Zenir conta que por volta das 8h o marido identificou fumaça que saia da estufa. Optaram em não mexer para não colocar suas vidas em risco e acionar o Corpo de Bombeiros. Em quase 30 anos na fumicultura foi à primeira vez que vivenciaram a tragédia de perder todo o trabalho em um incêndio, mas a mulher conta que muitos amigos já sofreram com esta situação.

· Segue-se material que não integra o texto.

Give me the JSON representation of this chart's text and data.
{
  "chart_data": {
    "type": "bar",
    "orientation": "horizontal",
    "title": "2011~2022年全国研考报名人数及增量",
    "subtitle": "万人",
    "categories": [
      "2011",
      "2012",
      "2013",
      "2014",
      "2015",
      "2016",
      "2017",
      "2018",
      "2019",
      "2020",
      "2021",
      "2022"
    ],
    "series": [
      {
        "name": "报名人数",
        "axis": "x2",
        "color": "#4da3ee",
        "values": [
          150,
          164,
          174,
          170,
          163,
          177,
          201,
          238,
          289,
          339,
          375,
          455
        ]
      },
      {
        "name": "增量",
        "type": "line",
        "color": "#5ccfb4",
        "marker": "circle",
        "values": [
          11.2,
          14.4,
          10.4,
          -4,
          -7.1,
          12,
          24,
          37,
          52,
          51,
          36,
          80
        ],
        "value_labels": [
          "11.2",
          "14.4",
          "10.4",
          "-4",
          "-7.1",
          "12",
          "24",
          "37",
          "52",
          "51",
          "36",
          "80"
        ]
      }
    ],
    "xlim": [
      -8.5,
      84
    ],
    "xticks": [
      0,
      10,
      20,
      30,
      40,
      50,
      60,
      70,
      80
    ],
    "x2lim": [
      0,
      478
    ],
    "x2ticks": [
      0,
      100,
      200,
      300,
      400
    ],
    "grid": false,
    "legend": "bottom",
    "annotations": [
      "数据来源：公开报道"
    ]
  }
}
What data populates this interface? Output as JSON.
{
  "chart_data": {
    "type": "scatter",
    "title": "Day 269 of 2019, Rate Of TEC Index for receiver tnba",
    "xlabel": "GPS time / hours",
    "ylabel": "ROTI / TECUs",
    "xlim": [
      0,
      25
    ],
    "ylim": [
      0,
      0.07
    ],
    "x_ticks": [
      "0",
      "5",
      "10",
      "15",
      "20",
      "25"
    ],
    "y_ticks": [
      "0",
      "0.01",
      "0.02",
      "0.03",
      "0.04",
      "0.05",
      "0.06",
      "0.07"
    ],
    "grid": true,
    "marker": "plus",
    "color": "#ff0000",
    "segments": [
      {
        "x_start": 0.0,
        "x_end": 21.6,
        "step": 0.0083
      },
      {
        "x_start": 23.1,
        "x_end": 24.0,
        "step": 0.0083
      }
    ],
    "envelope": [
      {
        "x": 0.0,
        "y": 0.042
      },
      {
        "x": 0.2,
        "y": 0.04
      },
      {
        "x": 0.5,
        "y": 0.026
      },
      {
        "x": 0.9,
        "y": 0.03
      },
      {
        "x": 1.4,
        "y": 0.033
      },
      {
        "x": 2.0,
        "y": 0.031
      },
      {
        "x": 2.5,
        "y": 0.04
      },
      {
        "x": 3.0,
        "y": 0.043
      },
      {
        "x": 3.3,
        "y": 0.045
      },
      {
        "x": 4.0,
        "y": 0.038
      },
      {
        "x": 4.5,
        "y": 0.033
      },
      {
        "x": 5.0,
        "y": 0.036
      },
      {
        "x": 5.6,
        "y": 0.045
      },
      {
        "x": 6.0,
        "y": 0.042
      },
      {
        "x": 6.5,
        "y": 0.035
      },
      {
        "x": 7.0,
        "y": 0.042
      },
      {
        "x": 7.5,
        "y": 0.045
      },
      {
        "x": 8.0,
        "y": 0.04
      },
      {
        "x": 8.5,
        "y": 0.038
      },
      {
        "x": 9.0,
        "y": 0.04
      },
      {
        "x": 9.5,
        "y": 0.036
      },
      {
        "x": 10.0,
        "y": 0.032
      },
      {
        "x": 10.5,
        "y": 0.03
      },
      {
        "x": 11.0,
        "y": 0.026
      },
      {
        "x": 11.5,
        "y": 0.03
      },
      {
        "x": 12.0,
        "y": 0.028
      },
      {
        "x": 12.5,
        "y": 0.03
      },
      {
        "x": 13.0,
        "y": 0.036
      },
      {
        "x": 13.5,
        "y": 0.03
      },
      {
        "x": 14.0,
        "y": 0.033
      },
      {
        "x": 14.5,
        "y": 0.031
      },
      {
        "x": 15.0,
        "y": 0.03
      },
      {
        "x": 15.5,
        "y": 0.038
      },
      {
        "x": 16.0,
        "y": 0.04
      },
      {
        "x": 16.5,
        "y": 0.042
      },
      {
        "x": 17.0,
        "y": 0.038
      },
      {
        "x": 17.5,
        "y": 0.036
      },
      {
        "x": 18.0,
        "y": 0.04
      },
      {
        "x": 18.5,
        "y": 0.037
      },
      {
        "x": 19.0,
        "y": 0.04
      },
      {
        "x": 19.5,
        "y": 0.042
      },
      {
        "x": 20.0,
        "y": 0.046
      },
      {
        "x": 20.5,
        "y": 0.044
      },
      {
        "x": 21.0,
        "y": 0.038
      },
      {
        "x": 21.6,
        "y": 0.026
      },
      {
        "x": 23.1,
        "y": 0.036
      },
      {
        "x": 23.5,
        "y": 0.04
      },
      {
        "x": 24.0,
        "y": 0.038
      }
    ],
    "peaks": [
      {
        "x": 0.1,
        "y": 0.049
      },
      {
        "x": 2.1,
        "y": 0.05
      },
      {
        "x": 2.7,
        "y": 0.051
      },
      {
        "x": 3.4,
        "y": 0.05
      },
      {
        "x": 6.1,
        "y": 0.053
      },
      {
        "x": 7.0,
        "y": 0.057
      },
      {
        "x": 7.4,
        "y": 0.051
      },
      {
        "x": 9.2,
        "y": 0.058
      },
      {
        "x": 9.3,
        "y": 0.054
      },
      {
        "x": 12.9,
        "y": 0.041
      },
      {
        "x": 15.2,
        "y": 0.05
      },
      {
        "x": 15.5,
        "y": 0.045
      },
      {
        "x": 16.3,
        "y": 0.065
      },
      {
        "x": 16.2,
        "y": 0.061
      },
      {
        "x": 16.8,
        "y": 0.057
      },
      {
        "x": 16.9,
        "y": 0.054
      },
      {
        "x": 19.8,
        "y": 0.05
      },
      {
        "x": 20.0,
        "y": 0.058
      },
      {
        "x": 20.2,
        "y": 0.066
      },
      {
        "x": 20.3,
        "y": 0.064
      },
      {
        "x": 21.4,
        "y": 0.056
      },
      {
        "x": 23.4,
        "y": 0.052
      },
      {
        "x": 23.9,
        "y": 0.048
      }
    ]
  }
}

Eles haviam feito a colheita de parte do fumo e descarregado. Colheram mais cerca de cem arrobas e colocado na estufa mais antiga, já que possuem duas. Eram os fumos de melhor qualidade que estavam na estufa que pegou fogo. Sem seguro, Zenir calcula que o prejuízo foi de cerca de R$ 10 mil com o fumo, além da estrutura da estufa. “Estávamos contentes que nesta safra havia dado fumo bom. Havia esperança de quitar as dívidas e ter um lucro depois de tantos problemas com a fumicultura. Além das dificuldades e cobranças, agora esta situação. É só pedir força e saúde para conseguir tocar a vida adiante”, descreve a agricultura, que junto a família torce por uma boa safra de mandioca a fim da situação financeira não ficar ainda mais comprometida.

Com uma legislação cada vez mais rigorosa, ela calcula que a família pode não investir na segunda estufa e levar os trabalhos apenas com a outra.  A família agora tem menos da metade da plantação para colher e com uma qualidade inferior ao fumo que queimou.

Em torno de 9h30min, os bombeiros já haviam conseguido controlar o fogo e evitar que o incêndio atingisse o resto da estrutura, que compõem uma varanda e a outra estufa. A guarnição composta pelo chefe de socorro soldado Juliano, soldado Grechi e BCP (Bombeiro Comunitário Profissional) Almeida, constata a grande ocorrência de incêndios em estufa nas últimas semanas e que o número de atendimentos tem sido superior ao da temporada no ano passado, que abrange o período de cerca de outubro a janeiro.

Guarnições como a de Turvo também tem trabalhado intensamente em casos de incêndio de estufas de fumo, já que na área de atuação existem muitos fumicultores.